Cell-free biosystems can be prepared by mixing a number of purified enzymes and coenzymes. Cell-free biosystems are proposed as a new low-cost biomanufacturing platform compared to microbial fermentation used for thousands of years. Cell-free biosystems have several advantages suitable in industrial applications:[1][2]

  1. In vitro biosystems can be easily controlled and accessed without membranes. Cell-free protein synthesis is becoming a new alternative choice for fast protein synthesis.
  2. Very high product yields are usually accomplished without the formation of by-products or the synthesis of cell mass. For example, nearly 12 H2 has been produced per glucose unit of polysaccharides and water, three times of the theoretical yield of the best anaerobic hydrogen-producing microorganisms.[3]
  3. In vitro biosystems can implement some biological reactions that living microbes or chemical catalysts cannot implement before. For example, beta-1,4-glucosidic bond linked cellulose can be converted to alpha-1,4-glucosidic bond linked starch by a mixture of intracellular and extracellular enzymes in one pot.[4]
  4. Enzymatic systems, without the barrier of cellular membrane, usually have faster reaction rates than microbial systems. For instance, enzymatic fuel cells usually have much higher power outputs than microbial fuel cells.[5]
  5. Enzyme cocktails can tolerate toxic compounds better than microorganisms.[6]

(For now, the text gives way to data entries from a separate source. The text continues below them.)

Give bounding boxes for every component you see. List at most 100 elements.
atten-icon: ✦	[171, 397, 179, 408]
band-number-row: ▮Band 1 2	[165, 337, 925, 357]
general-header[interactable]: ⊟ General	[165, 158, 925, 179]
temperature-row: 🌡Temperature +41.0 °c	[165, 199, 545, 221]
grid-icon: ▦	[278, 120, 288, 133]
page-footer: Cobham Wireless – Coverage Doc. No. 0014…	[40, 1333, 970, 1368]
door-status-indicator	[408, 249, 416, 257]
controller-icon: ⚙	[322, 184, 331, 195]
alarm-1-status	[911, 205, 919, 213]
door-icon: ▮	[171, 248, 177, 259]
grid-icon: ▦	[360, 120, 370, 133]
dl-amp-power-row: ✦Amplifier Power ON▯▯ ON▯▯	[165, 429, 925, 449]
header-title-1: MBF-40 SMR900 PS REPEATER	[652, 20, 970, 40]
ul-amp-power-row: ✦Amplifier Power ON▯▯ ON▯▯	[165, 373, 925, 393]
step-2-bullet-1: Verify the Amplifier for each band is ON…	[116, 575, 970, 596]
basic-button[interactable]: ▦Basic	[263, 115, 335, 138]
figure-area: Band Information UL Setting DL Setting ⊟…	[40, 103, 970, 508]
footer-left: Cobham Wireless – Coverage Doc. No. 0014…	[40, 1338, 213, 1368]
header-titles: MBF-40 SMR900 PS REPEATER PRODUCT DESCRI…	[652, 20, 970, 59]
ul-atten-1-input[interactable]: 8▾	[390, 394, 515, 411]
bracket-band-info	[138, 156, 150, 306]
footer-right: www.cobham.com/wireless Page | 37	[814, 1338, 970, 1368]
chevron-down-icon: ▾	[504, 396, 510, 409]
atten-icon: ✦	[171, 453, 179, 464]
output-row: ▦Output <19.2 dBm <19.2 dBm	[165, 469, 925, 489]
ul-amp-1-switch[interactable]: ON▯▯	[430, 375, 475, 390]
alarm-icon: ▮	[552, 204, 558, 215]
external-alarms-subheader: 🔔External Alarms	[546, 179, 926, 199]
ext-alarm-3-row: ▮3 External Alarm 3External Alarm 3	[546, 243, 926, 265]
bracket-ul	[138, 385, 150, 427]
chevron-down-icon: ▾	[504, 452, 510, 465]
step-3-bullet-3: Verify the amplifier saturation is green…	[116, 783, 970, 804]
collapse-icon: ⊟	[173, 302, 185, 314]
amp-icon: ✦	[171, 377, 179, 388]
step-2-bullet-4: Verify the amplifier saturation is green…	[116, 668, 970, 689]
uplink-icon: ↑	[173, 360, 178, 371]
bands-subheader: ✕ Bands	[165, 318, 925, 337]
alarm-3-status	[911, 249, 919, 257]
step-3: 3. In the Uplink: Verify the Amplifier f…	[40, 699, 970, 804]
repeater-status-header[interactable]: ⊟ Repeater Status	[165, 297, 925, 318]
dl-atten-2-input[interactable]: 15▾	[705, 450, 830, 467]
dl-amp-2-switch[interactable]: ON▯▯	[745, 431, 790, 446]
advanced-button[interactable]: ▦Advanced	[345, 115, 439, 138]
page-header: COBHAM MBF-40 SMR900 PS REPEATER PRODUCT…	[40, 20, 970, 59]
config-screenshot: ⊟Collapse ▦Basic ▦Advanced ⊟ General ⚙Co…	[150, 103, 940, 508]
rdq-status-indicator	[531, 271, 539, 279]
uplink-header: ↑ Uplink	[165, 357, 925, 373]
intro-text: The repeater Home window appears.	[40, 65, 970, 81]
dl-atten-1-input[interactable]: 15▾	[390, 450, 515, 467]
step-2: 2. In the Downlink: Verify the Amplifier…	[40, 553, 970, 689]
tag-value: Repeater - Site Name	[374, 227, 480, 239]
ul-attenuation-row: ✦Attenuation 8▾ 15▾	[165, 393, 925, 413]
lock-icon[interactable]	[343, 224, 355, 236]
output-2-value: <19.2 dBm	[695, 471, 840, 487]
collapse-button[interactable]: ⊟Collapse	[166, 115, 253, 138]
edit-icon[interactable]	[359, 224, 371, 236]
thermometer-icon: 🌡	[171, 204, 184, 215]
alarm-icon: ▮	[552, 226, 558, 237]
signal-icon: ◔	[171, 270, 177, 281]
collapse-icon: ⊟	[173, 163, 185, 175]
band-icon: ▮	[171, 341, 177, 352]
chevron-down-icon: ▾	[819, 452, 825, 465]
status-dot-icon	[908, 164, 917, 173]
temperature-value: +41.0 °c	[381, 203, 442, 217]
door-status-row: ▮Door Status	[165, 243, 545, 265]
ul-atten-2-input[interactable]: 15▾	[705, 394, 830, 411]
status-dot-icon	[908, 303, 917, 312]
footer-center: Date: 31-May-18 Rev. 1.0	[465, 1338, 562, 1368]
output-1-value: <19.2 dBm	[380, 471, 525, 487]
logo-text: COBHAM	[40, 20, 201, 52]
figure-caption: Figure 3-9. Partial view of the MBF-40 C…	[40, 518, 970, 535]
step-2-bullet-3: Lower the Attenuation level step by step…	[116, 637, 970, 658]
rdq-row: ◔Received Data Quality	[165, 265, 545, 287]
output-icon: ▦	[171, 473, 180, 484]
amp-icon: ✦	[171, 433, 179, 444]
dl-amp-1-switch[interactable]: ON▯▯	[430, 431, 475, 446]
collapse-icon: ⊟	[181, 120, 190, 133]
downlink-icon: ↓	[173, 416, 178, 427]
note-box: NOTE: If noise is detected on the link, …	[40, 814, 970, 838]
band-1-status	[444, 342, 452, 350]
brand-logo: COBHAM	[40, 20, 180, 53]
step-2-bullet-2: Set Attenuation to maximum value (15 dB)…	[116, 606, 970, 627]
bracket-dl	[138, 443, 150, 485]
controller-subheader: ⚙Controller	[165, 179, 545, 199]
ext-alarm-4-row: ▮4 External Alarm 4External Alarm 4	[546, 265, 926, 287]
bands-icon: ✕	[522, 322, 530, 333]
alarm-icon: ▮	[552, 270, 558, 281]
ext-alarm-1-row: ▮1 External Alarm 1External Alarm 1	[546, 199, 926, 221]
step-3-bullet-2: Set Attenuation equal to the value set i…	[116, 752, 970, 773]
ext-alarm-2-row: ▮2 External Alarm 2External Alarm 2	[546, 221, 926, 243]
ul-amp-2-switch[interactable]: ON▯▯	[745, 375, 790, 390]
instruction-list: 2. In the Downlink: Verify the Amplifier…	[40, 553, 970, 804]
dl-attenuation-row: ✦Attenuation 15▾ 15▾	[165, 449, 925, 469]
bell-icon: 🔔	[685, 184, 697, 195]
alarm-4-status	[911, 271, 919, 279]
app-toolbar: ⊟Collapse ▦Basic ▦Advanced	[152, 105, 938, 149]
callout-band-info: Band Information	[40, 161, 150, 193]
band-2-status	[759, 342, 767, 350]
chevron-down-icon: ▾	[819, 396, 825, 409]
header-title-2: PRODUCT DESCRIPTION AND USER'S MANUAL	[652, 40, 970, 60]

  6. Enzyme mixtures usually work under broad reaction conditions, such as high temperature, low pH, the presence of organic solvents or ionic liquids.


  1. ^ Y. H. Percival Zhang (March 2010). "Production of biocommodities and bioelectricity by cell-free synthetic enzymatic pathway biotransformations: Challenges and opportunities". Biotechnology and Bioengineering. 105 (4): 663–677. PMID 19998281. doi:10.1002/bit.22630. 
  2. ^ "New biotechnology paradigm: cell-free biosystems for biomanufacturing". Green Chemistry. 15: 1708. doi:10.1039/C3GC40625C. 
  3. ^ Zhang YH, Evans BR, Mielenz JR, Hopkins RC, Adams MW (2007). "High-Yield Hydrogen Production from Starch and Water by a Synthetic Enzymatic Pathway". PLoS ONE. 2: e456. PMC 1866174Freely accessible. PMID 17520015. doi:10.1371/journal.pone.0000456. 
  4. ^ You C, Chen H, Myung S, Sathitsuksanoh N, Ma H, Zhang XZ, Li J, Zhang YH. "Enzymatic transformation of nonfood biomass to starch". Proceedings of the National Academy of Sciences. 110: 7182–7187. PMC 3645547Freely accessible. PMID 23589840. doi:10.1073/pnas.1302420110. 
  5. ^ Zhu Z, Kin Tam T, Sun F, You C, Percival Zhang YH. "A high-energy-density sugar biobattery based on a synthetic enzymatic pathway". Nature Communications. 5: 3026. PMID 24445859. doi:10.1038/ncomms4026. 
  6. ^ "Biohydrogenation from Biomass Sugar Mediated by In Vitro Synthetic Enzymatic Pathways". Chemistry. 18: 372–380. doi:10.1016/j.chembiol.2010.12.019.